The strategic position of the ridge, 120 metres above sea level, determined its choice as one of the sites in the network of beacons erected in the year of the Armada in 1588. In 1756, Coxheath became a military camp. At this time 12,000 troops were encamped on the heath and Coxheath became the army's largest training ground. George III carried out a review of the army on the heath in 1778, followed by the Duke of York in 1804. It is thought by some that this could be the origin of the nursery rhyme 'The Grand Old Duke of York'.
The army encampment at Coxheath came to an end in 1815. It is thought that Clock House was used by officers for the duration of the camp.
In 1771, a workhouse was built in the vicinity of what are now Stockett Lane and Workhouse Lane.
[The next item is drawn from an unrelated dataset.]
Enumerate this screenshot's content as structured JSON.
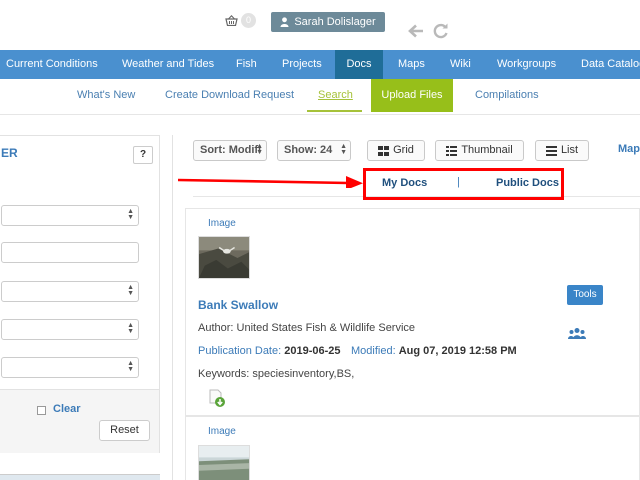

However, a new workhouse was built in the Heath Road in 1838. This building was to become known later as Linton Hospital. The days of the workhouse, as such, came to an end in 1929, as the institution evolved into a hospital. A nurses home was built in 1931. This building is now the South East Coast Ambulance Control Centre.
It was not until 1950 that the first housing estate was developed in Coxheath, when approximately 200 houses were built in the Huntington Road area. Several other housing developments followed in the 1960s and 1970s. The expansion of the village meant that Coxheath was able to achieve parish status. Coxheath Parish Council met for the first time on 25th May 1964.